Adnan Oktar’ın 2 Aralık 2017 tarihli A9 TV sohbetinden
Münafığı nasıl tanırız? Münafık bir kere ana hedef olarak Müslümanları seçiyor buradan anlıyoruz. Yani ana mücadele ettiği kesim müminler oluyor. Yani İslam’a faydalı olduğunu düşündüğü kişiler. Küfürde Allah’ın dinine aykırı her şey var. Ve geniş zemin bulmuş bu mesela Irak’ta, Suriye’de Müslümanlara saldırılıyor, Afganistan’da Müslümanlara saldırılıyor. İngiliz derin devleti atakta, Darwinizm ayrı, Rumilik kanalıyla ayrı yapıyorlar, homoseksüellerin atağı ayrı ama ayrıca küfür çok organize ve kararlı olarak dünya çapında bütün Müslümanları çok zor durumda bırakarak ilerliyor deccaliyet.

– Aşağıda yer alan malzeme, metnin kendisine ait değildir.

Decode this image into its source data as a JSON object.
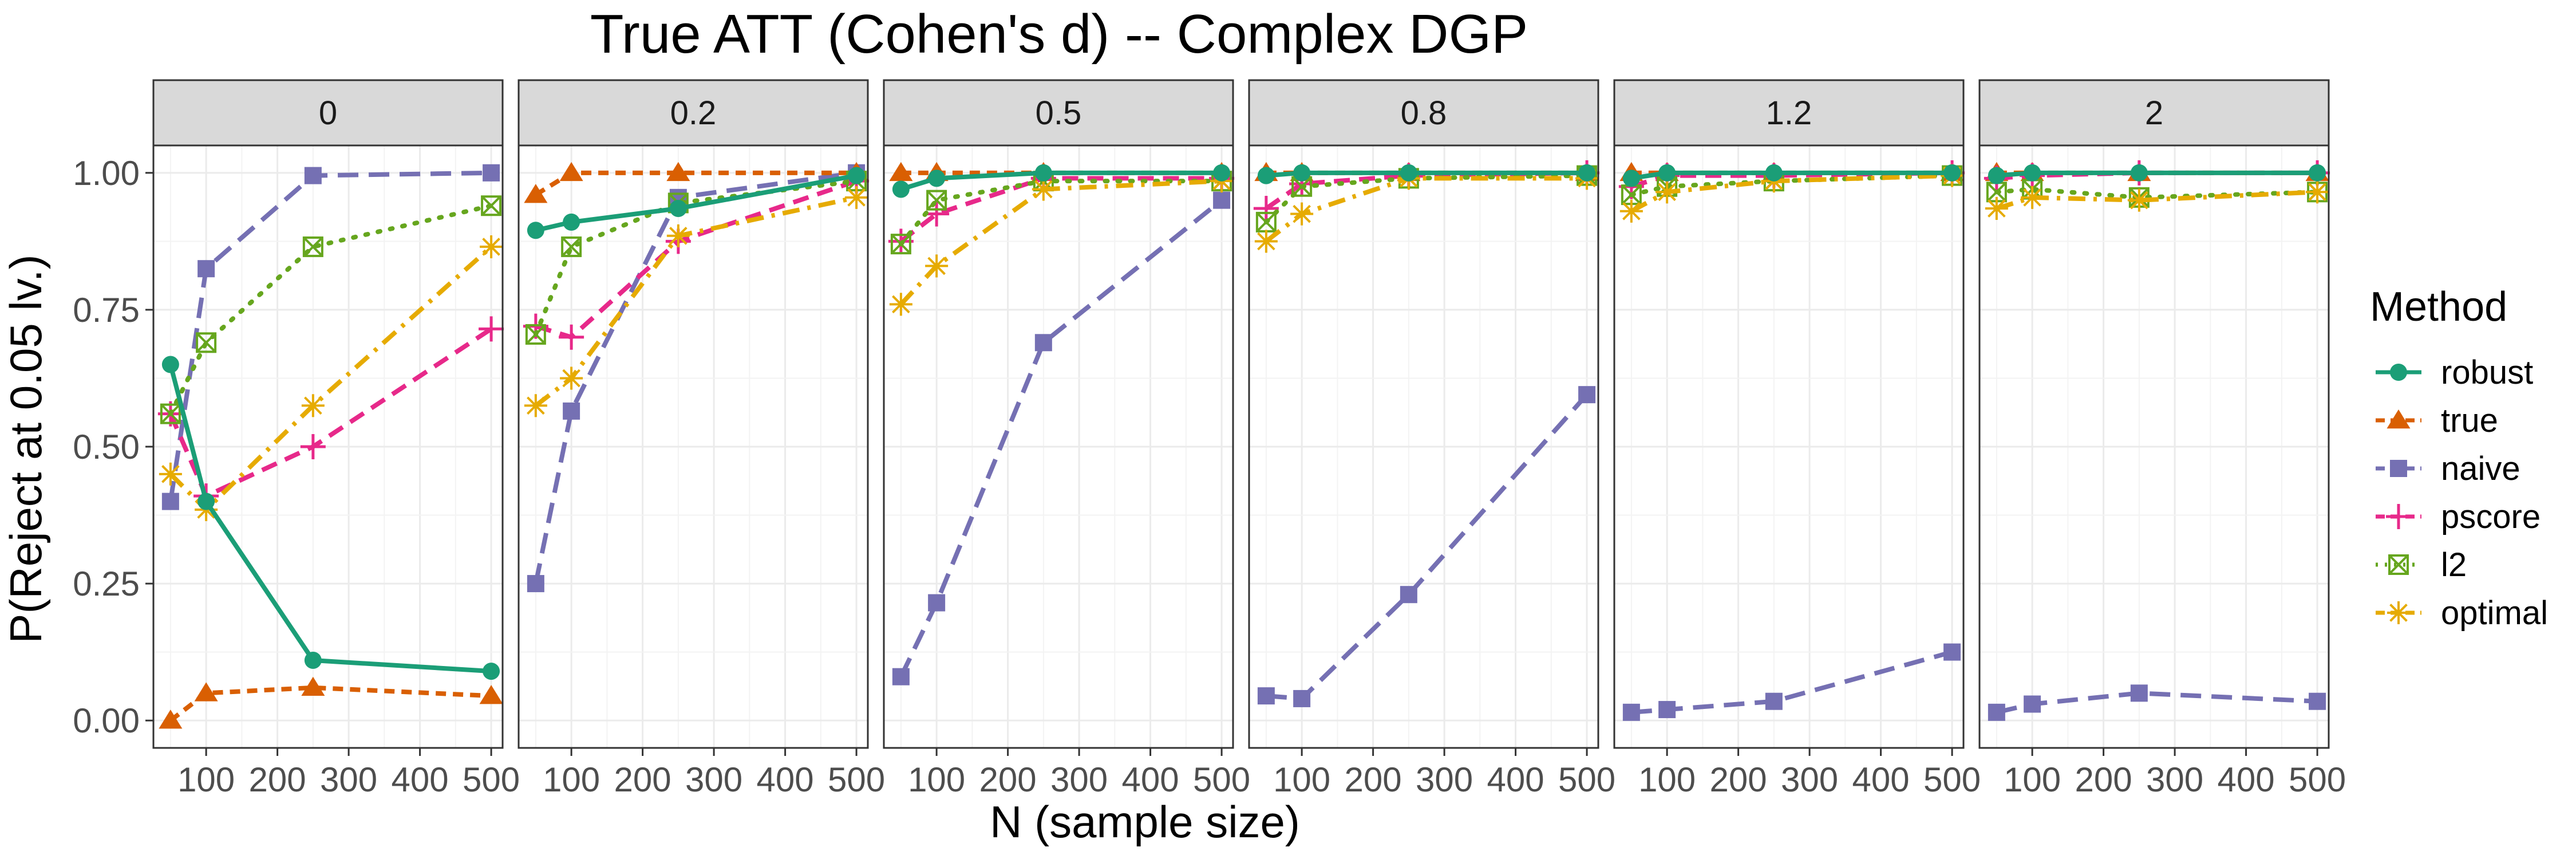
{
  "chart_data": {
    "type": "line",
    "title": "True ATT (Cohen's d) -- Complex DGP",
    "xlabel": "N (sample size)",
    "ylabel": "P(Reject at 0.05 lv.)",
    "xlim": [
      26,
      516
    ],
    "ylim": [
      -0.05,
      1.05
    ],
    "x": [
      50,
      100,
      250,
      500
    ],
    "xticks": [
      100,
      200,
      300,
      400,
      500
    ],
    "xtick_labels": [
      "100",
      "200",
      "300",
      "400",
      "500"
    ],
    "yticks": [
      0,
      0.25,
      0.5,
      0.75,
      1.0
    ],
    "ytick_labels": [
      "0.00",
      "0.25",
      "0.50",
      "0.75",
      "1.00"
    ],
    "legend": {
      "title": "Method",
      "position": "right",
      "entries": [
        "robust",
        "true",
        "naive",
        "pscore",
        "l2",
        "optimal"
      ]
    },
    "methods": [
      {
        "name": "robust",
        "color": "#1b9e77",
        "marker": "circle",
        "dash": "solid"
      },
      {
        "name": "true",
        "color": "#d95f02",
        "marker": "triangle",
        "dash": "dashed-short"
      },
      {
        "name": "naive",
        "color": "#7570b3",
        "marker": "square",
        "dash": "dashed-long"
      },
      {
        "name": "pscore",
        "color": "#e7298a",
        "marker": "plus",
        "dash": "dashed"
      },
      {
        "name": "l2",
        "color": "#66a61e",
        "marker": "boxed-x",
        "dash": "dotted"
      },
      {
        "name": "optimal",
        "color": "#e6ab02",
        "marker": "asterisk",
        "dash": "dot-dash"
      }
    ],
    "panels": [
      {
        "label": "0",
        "series": {
          "robust": [
            0.65,
            0.4,
            0.11,
            0.09
          ],
          "true": [
            0.0,
            0.05,
            0.06,
            0.045
          ],
          "naive": [
            0.4,
            0.825,
            0.995,
            1.0
          ],
          "pscore": [
            0.56,
            0.41,
            0.5,
            0.715
          ],
          "l2": [
            0.56,
            0.69,
            0.865,
            0.94
          ],
          "optimal": [
            0.45,
            0.385,
            0.575,
            0.865
          ]
        }
      },
      {
        "label": "0.2",
        "series": {
          "robust": [
            0.895,
            0.91,
            0.935,
            0.995
          ],
          "true": [
            0.96,
            1.0,
            1.0,
            1.0
          ],
          "naive": [
            0.25,
            0.565,
            0.955,
            1.0
          ],
          "pscore": [
            0.72,
            0.7,
            0.875,
            0.985
          ],
          "l2": [
            0.705,
            0.865,
            0.945,
            0.985
          ],
          "optimal": [
            0.575,
            0.625,
            0.885,
            0.955
          ]
        }
      },
      {
        "label": "0.5",
        "series": {
          "robust": [
            0.97,
            0.99,
            1.0,
            1.0
          ],
          "true": [
            1.0,
            1.0,
            1.0,
            1.0
          ],
          "naive": [
            0.08,
            0.215,
            0.69,
            0.95
          ],
          "pscore": [
            0.875,
            0.925,
            0.99,
            0.99
          ],
          "l2": [
            0.87,
            0.95,
            0.985,
            0.985
          ],
          "optimal": [
            0.76,
            0.83,
            0.97,
            0.985
          ]
        }
      },
      {
        "label": "0.8",
        "series": {
          "robust": [
            0.995,
            1.0,
            1.0,
            1.0
          ],
          "true": [
            1.0,
            1.0,
            1.0,
            1.0
          ],
          "naive": [
            0.045,
            0.04,
            0.23,
            0.595
          ],
          "pscore": [
            0.935,
            0.98,
            0.995,
            1.0
          ],
          "l2": [
            0.91,
            0.975,
            0.99,
            0.995
          ],
          "optimal": [
            0.875,
            0.925,
            0.99,
            0.99
          ]
        }
      },
      {
        "label": "1.2",
        "series": {
          "robust": [
            0.99,
            1.0,
            1.0,
            1.0
          ],
          "true": [
            1.0,
            1.0,
            1.0,
            1.0
          ],
          "naive": [
            0.015,
            0.02,
            0.035,
            0.125
          ],
          "pscore": [
            0.975,
            0.995,
            0.995,
            1.0
          ],
          "l2": [
            0.96,
            0.975,
            0.985,
            0.995
          ],
          "optimal": [
            0.93,
            0.965,
            0.985,
            0.995
          ]
        }
      },
      {
        "label": "2",
        "series": {
          "robust": [
            0.995,
            1.0,
            1.0,
            1.0
          ],
          "true": [
            1.0,
            1.0,
            1.0,
            1.0
          ],
          "naive": [
            0.015,
            0.03,
            0.05,
            0.035
          ],
          "pscore": [
            0.99,
            0.995,
            1.0,
            1.0
          ],
          "l2": [
            0.965,
            0.97,
            0.955,
            0.965
          ],
          "optimal": [
            0.935,
            0.955,
            0.95,
            0.965
          ]
        }
      }
    ]
  }
}
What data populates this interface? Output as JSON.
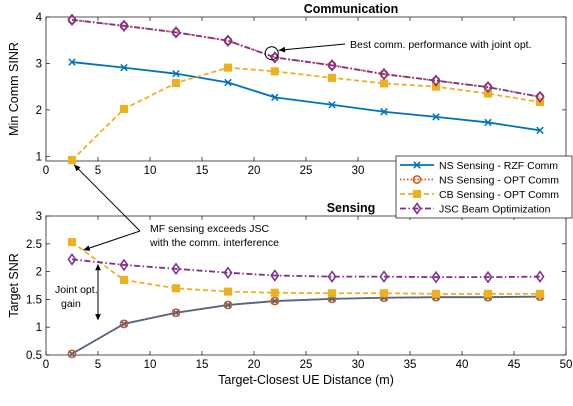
{
  "chart_data": [
    {
      "type": "line",
      "title": "Communication",
      "ylabel": "Min Comm SINR",
      "xlabel": "",
      "xlim": [
        0,
        50
      ],
      "ylim": [
        0.9,
        4.0
      ],
      "x_ticks": [
        0,
        5,
        10,
        15,
        20,
        25,
        30,
        35,
        40,
        45,
        50
      ],
      "y_ticks": [
        1,
        2,
        3,
        4
      ],
      "grid": false,
      "x": [
        2.5,
        7.5,
        12.5,
        17.5,
        22,
        27.5,
        32.5,
        37.5,
        42.5,
        47.5
      ],
      "series": [
        {
          "name": "NS Sensing - RZF Comm",
          "color": "#0072BD",
          "marker": "x",
          "dash": "solid",
          "values": [
            3.03,
            2.91,
            2.78,
            2.59,
            2.27,
            2.11,
            1.96,
            1.85,
            1.73,
            1.56
          ]
        },
        {
          "name": "NS Sensing - OPT Comm",
          "color": "#D95319",
          "marker": "o",
          "dash": "dot",
          "values": [
            3.94,
            3.81,
            3.67,
            3.49,
            3.13,
            2.96,
            2.77,
            2.63,
            2.49,
            2.28
          ]
        },
        {
          "name": "CB Sensing - OPT Comm",
          "color": "#EDB120",
          "marker": "s",
          "dash": "dash",
          "values": [
            0.92,
            2.02,
            2.58,
            2.91,
            2.83,
            2.69,
            2.57,
            2.5,
            2.35,
            2.17
          ]
        },
        {
          "name": "JSC Beam Optimization",
          "color": "#7E2F8E",
          "marker": "d",
          "dash": "dashdot",
          "values": [
            3.94,
            3.81,
            3.67,
            3.49,
            3.13,
            2.96,
            2.77,
            2.63,
            2.49,
            2.28
          ]
        }
      ],
      "annotations": [
        {
          "text": "Best comm. performance with joint opt."
        }
      ],
      "legend": {
        "placement": "bottom-right",
        "entries": [
          "NS Sensing - RZF Comm",
          "NS Sensing - OPT Comm",
          "CB Sensing - OPT Comm",
          "JSC Beam Optimization"
        ]
      }
    },
    {
      "type": "line",
      "title": "Sensing",
      "ylabel": "Target SNR",
      "xlabel": "Target-Closest UE Distance (m)",
      "xlim": [
        0,
        50
      ],
      "ylim": [
        0.5,
        3.0
      ],
      "x_ticks": [
        0,
        5,
        10,
        15,
        20,
        25,
        30,
        35,
        40,
        45,
        50
      ],
      "y_ticks": [
        0.5,
        1,
        1.5,
        2,
        2.5,
        3
      ],
      "grid": false,
      "x": [
        2.5,
        7.5,
        12.5,
        17.5,
        22,
        27.5,
        32.5,
        37.5,
        42.5,
        47.5
      ],
      "series": [
        {
          "name": "NS Sensing - RZF Comm",
          "color": "#0072BD",
          "marker": "x",
          "dash": "solid",
          "values": [
            0.52,
            1.06,
            1.26,
            1.4,
            1.47,
            1.51,
            1.53,
            1.54,
            1.54,
            1.55
          ]
        },
        {
          "name": "NS Sensing - OPT Comm",
          "color": "#D95319",
          "marker": "o",
          "dash": "dot",
          "values": [
            0.52,
            1.06,
            1.26,
            1.4,
            1.47,
            1.51,
            1.53,
            1.54,
            1.54,
            1.55
          ]
        },
        {
          "name": "CB Sensing - OPT Comm",
          "color": "#EDB120",
          "marker": "s",
          "dash": "dash",
          "values": [
            2.53,
            1.85,
            1.7,
            1.64,
            1.62,
            1.61,
            1.61,
            1.6,
            1.6,
            1.6
          ]
        },
        {
          "name": "JSC Beam Optimization",
          "color": "#7E2F8E",
          "marker": "d",
          "dash": "dashdot",
          "values": [
            2.22,
            2.12,
            2.05,
            1.98,
            1.93,
            1.91,
            1.91,
            1.9,
            1.9,
            1.91
          ]
        }
      ],
      "annotations": [
        {
          "text": "MF sensing exceeds JSC"
        },
        {
          "text": "with the comm. interference"
        },
        {
          "text": "Joint opt."
        },
        {
          "text": "gain"
        }
      ]
    }
  ]
}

Şimdi münafık ne yapıyor? Müslümanlardan ayrılıp küfür içerisinde odaklanarak mevzilenerek mevzii alıyor. Orada bir kere siper oluşturuyor, küfrün içinde siper oluşturuyor. Hedefinde doğrudan Müslümanlar oluyor. Şimdi mesela küfrün içinde geçse küfürle mücadeleye karar verse çünkü bu da acayiptir. Çünkü diyecek ki “Müslümanlarla beraber mücadele edelim” demesi lazım. Müslümanlardan ayrılarak mücadele etmek haramdır. Çünkü Allah “birlikte mücadele edin” diyor. Ayrılarak mücadele yok. Ayrıldın hadi bir günaha girdin, peki neden doğrudan Müslümanları hedefliyorsun? Eğer amacın bir şeyler yapmaksa doğrudan küfrü hedef alıp onlarla uğraşman lazım. Çünkü Müslümanlarda olduğunu iddia ettiğin hususlar ki uydurma hususlar, hayali hususlar en çirkiniyle, en berbatıyla küfürde var, en gelişmişiyle. Sen ne yapmışsın? Gitmişsin onların kucağına oturmuşsun. Onların kucağına oturup orada mevzii almışsın, tek hedef olarak Müslümanları görüp geceli gündüzlü sadece Müslümanlara yöneliyorsun. Küfürle uğraşıyor musun? Hayır. Bir de arkasından diyor ki “münafık nasıl oluyoruz?” diyor. Peki bu münafıklık değilse bu ne olmuş oluyor? Ve Allah’ın ayetlerini değiştiriyorsun. Müslümanların birlikte çalışması, birlikte faaliyet yapması gerekirken Müslümanların tek tek olması gerektiğini iddia ediyorsun. Allah’ın ayetini değiştiriyorsun. Ve Müslümanların dağılmasını istiyorsun. Münafık bunu yapmıyor mu? Müslümanların dağılmasını istiyor. “Bir an önce dağılsın” diyorsun.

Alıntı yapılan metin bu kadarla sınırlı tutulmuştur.